Às vezes a melhor das intenções cria obstáculos que podem inviabilizar todo um setor econômico. Na quarta-feira, dia 4, o Tribunal de Contas da União (TCU) decidiu proibir que eventos culturais com potencial de lucratividade ou de atração de investimentos privados possam receber incentivos fiscais por meio da Lei Rouanet. Os ministros do TCU tomaram a decisão no processo em que foi discutida a regularidade do uso da Lei Rouanet no Rock in Rio e em outros eventos culturais que cobram ingresso, recebem patrocínio e obtêm receitas de outras fontes.
Na visão do ministro relator, Augusto Sherman, não seria possível “vislumbrar o interesse público a justificar a renúncia de R$ 2 milhões de receita do Imposto de Renda em benefício da realização de um projeto com altíssimo potencial lucrativo, como o Rock in Rio”. O posicionamento do ministro e de seus colegas é compreensível e aparentemente defensável. Afinal, o governo federal está encrencado numa profunda crise fiscal e, portanto, não faria sentido aceitar que projetos lucrativos ou que atraiam a iniciativa privada pudessem receber incentivos via Lei Rouanet, já que estariam viabilizados de uma maneira ou outra. Contudo, a decisão repousa numa incompreensão da complexa dinâmica que rege as atividades do setor, não levando em conta a extrema dificuldade de viabilização econômica dos projetos culturais e artísticos.
Sem recursos decorrentes de mecanismos de incentivo, muitos projetos culturais e artísticos estariam hoje praticamente inviabilizados
Eventos dessa natureza são empreendimentos que operam em ambientes de elevada incerteza. Quando do planejamento dos espetáculos, é bastante difícil controlar as diversas variáveis que influenciam no sucesso do empreendimento, tornando complicado prever de antemão quais fatores são decisivos para conduzir à rentabilidade do projeto.

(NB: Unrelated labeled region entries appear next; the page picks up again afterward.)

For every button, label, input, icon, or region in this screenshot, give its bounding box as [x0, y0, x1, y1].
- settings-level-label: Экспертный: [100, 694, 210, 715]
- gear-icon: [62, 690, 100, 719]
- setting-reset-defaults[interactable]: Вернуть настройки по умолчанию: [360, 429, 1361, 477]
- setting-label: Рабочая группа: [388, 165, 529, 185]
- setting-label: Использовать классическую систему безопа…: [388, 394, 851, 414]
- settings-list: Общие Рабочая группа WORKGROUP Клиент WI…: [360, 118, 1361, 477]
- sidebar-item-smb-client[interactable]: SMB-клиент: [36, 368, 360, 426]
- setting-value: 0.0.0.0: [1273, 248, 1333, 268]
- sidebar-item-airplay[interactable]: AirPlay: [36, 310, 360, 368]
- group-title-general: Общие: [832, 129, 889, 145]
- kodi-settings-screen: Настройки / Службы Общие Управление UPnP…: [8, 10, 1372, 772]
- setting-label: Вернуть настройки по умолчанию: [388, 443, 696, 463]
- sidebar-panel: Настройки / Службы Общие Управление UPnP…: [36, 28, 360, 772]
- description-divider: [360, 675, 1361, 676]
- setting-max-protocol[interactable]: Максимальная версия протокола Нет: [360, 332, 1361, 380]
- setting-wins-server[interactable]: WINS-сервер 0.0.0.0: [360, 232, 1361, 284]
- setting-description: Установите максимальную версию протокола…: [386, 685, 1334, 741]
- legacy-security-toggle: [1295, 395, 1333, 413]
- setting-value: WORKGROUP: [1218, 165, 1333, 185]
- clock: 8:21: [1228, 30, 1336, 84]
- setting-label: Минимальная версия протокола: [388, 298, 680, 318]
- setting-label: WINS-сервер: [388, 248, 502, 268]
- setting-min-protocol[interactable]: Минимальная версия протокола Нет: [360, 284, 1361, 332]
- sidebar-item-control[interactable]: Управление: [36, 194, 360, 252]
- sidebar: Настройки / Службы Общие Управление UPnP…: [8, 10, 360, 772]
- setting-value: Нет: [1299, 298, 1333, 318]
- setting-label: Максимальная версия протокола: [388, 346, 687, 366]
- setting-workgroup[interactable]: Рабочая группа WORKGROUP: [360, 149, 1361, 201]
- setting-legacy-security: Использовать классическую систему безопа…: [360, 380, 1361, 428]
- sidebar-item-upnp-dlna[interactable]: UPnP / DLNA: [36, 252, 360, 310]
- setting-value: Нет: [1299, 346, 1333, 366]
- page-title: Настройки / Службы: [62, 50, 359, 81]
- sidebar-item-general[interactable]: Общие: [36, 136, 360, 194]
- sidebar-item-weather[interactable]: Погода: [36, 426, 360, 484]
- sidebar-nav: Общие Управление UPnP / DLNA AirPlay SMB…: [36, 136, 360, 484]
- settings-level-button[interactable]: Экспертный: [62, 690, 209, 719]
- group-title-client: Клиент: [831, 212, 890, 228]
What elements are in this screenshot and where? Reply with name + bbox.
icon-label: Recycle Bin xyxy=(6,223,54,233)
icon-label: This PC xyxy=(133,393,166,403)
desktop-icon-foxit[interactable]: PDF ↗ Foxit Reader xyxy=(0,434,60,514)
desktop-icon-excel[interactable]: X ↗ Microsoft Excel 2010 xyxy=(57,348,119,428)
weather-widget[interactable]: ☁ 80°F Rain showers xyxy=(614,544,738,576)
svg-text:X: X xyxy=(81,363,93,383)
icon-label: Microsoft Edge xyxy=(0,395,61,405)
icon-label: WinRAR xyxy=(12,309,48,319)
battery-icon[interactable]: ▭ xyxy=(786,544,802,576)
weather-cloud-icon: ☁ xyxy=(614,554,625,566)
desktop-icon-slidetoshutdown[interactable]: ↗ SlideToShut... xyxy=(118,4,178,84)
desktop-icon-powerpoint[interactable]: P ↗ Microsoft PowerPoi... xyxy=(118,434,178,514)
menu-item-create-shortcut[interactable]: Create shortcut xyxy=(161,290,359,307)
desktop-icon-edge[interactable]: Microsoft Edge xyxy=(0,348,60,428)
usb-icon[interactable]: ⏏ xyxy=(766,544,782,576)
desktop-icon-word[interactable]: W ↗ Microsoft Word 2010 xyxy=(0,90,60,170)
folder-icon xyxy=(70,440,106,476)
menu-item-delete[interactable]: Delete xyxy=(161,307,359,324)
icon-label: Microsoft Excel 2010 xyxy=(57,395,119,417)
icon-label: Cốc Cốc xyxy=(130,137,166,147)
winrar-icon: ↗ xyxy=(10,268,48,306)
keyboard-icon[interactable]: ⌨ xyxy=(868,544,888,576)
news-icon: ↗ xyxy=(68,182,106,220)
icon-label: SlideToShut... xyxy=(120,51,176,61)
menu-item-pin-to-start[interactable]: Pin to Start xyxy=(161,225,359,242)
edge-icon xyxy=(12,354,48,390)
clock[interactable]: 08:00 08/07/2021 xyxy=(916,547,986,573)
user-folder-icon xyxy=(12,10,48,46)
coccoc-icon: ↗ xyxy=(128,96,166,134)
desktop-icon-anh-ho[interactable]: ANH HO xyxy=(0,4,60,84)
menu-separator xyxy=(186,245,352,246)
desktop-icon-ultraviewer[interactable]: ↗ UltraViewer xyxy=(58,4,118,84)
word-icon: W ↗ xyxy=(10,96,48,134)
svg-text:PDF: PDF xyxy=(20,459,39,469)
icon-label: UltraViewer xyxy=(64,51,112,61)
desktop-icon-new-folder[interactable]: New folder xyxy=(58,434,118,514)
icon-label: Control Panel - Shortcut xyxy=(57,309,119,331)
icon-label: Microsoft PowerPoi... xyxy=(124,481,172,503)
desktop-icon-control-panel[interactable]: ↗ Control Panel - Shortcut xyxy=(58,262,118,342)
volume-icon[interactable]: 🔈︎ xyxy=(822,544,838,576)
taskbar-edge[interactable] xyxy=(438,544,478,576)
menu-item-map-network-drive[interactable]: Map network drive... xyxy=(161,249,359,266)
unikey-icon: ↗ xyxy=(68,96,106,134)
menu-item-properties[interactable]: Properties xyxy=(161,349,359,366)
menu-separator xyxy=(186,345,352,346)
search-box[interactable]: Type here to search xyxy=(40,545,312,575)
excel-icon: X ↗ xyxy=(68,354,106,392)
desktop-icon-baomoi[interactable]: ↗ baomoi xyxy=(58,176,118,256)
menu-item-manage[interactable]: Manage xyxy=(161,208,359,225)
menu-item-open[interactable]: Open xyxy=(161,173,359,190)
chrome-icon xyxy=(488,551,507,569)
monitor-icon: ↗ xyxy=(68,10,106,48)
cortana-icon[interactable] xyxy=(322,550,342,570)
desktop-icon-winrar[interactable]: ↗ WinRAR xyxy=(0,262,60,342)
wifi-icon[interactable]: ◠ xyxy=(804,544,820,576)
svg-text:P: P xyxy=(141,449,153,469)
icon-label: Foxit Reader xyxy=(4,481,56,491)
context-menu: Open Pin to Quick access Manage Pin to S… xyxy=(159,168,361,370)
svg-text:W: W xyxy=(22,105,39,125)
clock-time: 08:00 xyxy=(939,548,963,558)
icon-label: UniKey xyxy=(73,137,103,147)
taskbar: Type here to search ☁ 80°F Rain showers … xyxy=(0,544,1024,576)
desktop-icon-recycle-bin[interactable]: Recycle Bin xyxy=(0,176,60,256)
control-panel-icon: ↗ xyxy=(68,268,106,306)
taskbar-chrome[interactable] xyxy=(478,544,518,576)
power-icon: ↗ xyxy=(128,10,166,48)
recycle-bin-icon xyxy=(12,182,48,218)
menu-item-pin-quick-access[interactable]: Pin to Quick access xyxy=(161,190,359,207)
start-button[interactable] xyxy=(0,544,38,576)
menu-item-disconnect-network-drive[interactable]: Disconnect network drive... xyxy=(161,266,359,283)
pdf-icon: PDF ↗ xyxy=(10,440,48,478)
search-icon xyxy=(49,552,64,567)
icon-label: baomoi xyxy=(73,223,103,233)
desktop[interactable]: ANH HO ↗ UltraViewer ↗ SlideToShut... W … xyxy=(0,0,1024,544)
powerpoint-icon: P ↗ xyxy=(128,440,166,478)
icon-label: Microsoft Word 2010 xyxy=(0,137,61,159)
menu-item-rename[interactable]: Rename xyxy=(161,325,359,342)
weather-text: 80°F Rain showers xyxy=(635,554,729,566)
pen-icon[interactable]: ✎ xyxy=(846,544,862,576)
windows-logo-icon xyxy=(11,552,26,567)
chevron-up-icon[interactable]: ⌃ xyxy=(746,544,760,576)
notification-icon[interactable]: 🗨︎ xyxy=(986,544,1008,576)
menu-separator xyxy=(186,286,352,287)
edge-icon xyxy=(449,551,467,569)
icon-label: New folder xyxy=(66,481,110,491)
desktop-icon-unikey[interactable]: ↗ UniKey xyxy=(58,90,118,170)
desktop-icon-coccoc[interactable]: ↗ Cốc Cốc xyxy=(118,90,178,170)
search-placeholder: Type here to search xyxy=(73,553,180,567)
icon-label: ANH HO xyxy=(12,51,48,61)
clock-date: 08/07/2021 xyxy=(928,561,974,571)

Até mesmo aqueles megaeventos que intuitivamente diríamos ter grande potencial de lucro acabam, muitas vezes, dando prejuízo, numa evidência de que tanto empreendimentos de pequeno porte quanto os de maior envergadura têm dificuldades de viabilização econômica. O Rock in Rio é uma exceção de sucesso no mercado de shows. Em anos passados, o Lollapalooza e o SWU registraram dificuldades financeiras.
Por causa desse intrincado contexto, não é razoável limitar o alcance da Lei Rouanet. Sem recursos decorrentes de mecanismos de incentivo, muitos projetos culturais e artísticos estariam hoje praticamente inviabilizados.
A decisão do TCU não é perigosa apenas pelos aspectos econômicos que envolvem a viabilidade de projetos culturais e artísticos. Há o aspecto político. Ao estabelecer que projetos com “potencial lucrativo” ou que “possam atrair investimento privado” estão proibidos de usar os incentivos da Lei Rouanet, o TCU estabeleceu critérios que, além de não constarem na letra da lei, abrem uma desnecessária margem para a discricionariedade política. Agentes públicos podem, se assim o desejarem, se valer maliciosamente desses critérios para desqualificar e impedir que legítimas manifestações culturais e artísticas sejam viabilizadas, com base no entendimento de que elas se enquadram nos vagos requisitos definidos pelo TCU. Num país como o Brasil – governado pelo PT, uma legenda acostumada a aparelhar o Estado –, há o enorme risco da ideologização da arte e da cultura, que podem ser orientadas para atender interesses partidários.
Felizmente ainda cabe recurso da decisão dos ministros do TCU. Oxalá os ministros a reconsiderem, a fim de evitar a desagregação do setor e a possibilidade de a decisão ser instrumentalizada para objetivos diversos daquele para o qual a Lei Rouanet foi criada.